Nel cielo di una piccola città basca, alle 16.30 del 26 aprile 1937 si presentarono gli aerei tedeschi della legione Condor. Alle 19.45, poco più di tre ore dopo, era finito il primo atto di terrorismo della storia moderna, la distruzione di Guernica. Era lunedì, giorno di mercato, l’allarme fu dato da una campana cinque minuti prima dell’incursione. Morirono in duemila.
Chiamo terrorismo il bombardamento di una città. Terrorista è chi si pone come obiettivo militare la vita della popolazione civile.
Ho avuto nelle orecchie della mia infanzia napoletana di dopoguerra i racconti dei bombardamenti su Napoli, più di cento. Più di cento volte, a qualunque ora, i napoletani furono scaraventati in strada dalla sirena d’allarme. I racconti ascoltati avevano voci di donne. Gli uomini erano al fronte o in prigionia. Le donne, i vecchi, i bambini sopportarono le stragi che piovevano a casaccio.
I vecchi tacquero e i bambini dimenticarono. Restarono le donne a custodire da inesorabili il terrore. Le loro voci salivano su una nota acuta, scendevano in un sospiro, s’inceppavano sotto un ricordo atroce, trovavano lo scappamento di una risata per un episodio comico nella tarantola di una fuga. Risate all’improvviso: servivano a smaltire.
Un bambino in ascolto dietro una porta spalancava le orecchie e s’immedesimava col suo corpo grazie alla modulazione di frequenza delle voci: la polvere dei crolli ardeva in gola e agli occhi, il tanfo dei cadaveri incastrati sotto le macerie, il fumo degli incendi, il fischio di nave e di miniera della sirena di allarme, che s’impennava in alto e teneva sospesa la nota acuta dell’allarme aereo. Era l’annunciazione che spettava alle ragazze, donne della guerra.

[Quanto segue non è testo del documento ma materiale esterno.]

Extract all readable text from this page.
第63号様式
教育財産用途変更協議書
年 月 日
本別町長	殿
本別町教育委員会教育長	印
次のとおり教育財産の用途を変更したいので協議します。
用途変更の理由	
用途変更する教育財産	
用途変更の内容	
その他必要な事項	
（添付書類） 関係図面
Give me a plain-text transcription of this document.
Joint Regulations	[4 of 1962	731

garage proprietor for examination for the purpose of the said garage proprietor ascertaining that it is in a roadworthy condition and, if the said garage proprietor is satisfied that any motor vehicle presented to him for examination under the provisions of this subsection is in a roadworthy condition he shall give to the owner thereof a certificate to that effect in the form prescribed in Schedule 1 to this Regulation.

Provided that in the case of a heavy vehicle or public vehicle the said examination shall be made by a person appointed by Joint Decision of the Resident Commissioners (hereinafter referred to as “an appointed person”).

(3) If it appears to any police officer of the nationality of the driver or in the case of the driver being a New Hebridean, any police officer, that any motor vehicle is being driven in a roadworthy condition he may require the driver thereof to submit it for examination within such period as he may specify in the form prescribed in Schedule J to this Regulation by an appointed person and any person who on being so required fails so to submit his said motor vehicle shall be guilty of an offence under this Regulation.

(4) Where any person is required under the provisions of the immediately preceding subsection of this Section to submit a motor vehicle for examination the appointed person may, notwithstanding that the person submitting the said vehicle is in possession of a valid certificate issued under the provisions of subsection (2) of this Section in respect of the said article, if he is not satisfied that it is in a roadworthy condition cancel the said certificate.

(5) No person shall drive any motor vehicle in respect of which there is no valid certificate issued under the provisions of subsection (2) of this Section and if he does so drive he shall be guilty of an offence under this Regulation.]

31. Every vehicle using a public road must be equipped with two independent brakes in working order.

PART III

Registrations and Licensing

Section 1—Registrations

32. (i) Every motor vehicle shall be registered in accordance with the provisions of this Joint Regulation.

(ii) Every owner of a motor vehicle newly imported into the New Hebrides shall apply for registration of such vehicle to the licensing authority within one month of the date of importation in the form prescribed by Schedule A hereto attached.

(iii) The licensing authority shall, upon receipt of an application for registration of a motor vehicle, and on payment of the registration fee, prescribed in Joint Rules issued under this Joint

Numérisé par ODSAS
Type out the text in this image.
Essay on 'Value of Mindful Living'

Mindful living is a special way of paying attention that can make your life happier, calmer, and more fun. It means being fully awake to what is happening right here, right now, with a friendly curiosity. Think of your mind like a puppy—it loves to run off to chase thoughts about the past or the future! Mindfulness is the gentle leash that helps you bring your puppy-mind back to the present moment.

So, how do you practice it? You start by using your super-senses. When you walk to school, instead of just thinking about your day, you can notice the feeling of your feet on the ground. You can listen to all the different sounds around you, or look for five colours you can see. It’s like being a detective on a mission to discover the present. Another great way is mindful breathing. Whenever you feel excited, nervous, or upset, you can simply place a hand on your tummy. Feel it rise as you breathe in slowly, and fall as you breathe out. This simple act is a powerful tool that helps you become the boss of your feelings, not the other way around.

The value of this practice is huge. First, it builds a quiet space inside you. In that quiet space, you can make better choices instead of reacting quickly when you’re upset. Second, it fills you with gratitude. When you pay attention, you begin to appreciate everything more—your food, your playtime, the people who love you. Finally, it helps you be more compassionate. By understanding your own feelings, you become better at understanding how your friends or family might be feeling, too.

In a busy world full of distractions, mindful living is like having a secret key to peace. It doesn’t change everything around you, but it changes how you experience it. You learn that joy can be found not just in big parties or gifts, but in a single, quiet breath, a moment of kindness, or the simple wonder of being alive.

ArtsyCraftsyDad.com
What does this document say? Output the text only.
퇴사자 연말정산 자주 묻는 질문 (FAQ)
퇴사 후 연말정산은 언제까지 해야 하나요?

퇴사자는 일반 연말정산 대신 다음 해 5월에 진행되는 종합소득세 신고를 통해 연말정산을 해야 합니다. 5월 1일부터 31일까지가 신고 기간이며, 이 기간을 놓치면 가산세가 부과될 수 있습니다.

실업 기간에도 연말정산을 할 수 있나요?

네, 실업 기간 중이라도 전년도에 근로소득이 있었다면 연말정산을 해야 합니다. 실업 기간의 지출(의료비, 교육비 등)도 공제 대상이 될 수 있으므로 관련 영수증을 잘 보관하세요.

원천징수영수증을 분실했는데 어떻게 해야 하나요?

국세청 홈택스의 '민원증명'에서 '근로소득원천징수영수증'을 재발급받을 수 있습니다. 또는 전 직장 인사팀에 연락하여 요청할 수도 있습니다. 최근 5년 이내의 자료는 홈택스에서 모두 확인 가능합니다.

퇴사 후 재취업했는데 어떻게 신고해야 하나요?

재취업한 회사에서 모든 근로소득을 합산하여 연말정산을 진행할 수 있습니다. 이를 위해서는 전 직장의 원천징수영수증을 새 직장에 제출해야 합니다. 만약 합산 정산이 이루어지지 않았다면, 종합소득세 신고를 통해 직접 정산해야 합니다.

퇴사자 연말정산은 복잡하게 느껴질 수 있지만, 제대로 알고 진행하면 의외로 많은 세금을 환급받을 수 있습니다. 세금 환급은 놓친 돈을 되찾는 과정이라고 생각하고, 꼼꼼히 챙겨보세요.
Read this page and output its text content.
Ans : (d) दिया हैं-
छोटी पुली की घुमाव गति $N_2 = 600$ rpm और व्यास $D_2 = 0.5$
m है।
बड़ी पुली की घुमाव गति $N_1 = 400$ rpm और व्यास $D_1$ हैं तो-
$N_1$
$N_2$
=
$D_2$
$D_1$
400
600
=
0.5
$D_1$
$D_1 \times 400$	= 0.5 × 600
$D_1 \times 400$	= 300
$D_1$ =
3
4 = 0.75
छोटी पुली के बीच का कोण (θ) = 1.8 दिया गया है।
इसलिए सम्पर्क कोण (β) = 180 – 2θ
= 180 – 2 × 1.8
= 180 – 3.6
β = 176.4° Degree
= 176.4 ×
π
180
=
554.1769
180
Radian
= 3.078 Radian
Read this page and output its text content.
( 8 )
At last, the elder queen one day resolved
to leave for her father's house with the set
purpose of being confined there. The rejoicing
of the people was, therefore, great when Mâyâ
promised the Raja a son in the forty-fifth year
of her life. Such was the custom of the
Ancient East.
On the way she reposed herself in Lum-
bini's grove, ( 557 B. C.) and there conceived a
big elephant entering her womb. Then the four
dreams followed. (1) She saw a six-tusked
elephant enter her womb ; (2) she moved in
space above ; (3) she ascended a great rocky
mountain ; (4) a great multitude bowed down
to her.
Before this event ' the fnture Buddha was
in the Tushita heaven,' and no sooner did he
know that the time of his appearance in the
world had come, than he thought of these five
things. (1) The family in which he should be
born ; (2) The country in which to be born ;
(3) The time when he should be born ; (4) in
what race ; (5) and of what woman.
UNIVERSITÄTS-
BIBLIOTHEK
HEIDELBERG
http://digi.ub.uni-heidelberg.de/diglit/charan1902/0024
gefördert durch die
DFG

Quando scappava dalle voci una risata di risarcimento, il bambino dietro la porta tremava di più, quel ridere faceva venire la pelle di pollo spennato.
Avevano patito il terrore di esplodere, di crollare insieme all’edificio, terrore dello spostamento d’aria di un’esplosione che aveva forza d’urto per uccidere più del crollo e del fuoco. Alzare gli occhi al cielo era terrore di vedere le sagome a croce dei bombardieri. Ne vennero anche senza l’avviso della sirena.
Sono stato a Belgrado nella primavera dei bombardamenti del ’99, arrivando di notte dall’Ungheria con un furgone. Mi assegnavo il compito di disertare dal mio paese che faceva decollare dalle sue piste i bombardamenti aerei. Il 1900 si chiudeva con il suono della sirena d’allarme. La sentii arrivare quella notte, la riconobbi, ascoltata dalle voci delle donne di Napoli. La tonalità, l’estensione, l’acuto: era la stessa. La sirena d’allarme di Belgrado in quella notte di aprile senza una luce accesa imitava le voci delle donne di Napoli, incise in alta fedeltà nei loro incubi. Se la raccontavano per ridurla a episodio. La voce umana è la sola terapia capace di farlo.
Guernica non aveva nessuna importanza militare, come non l’aveva Belgrado. La guerra moderna cerca lo sterminio dei civili. Picasso ha reso gigantesca una delle sue stragi. Napoli, Belgrado e le città sorelle di Guernica non hanno avuto dediche di illustri. Allora il loro lutto resta inciso nelle voci delle donne che hanno ripetuto la cantilena della sirena d’allarme.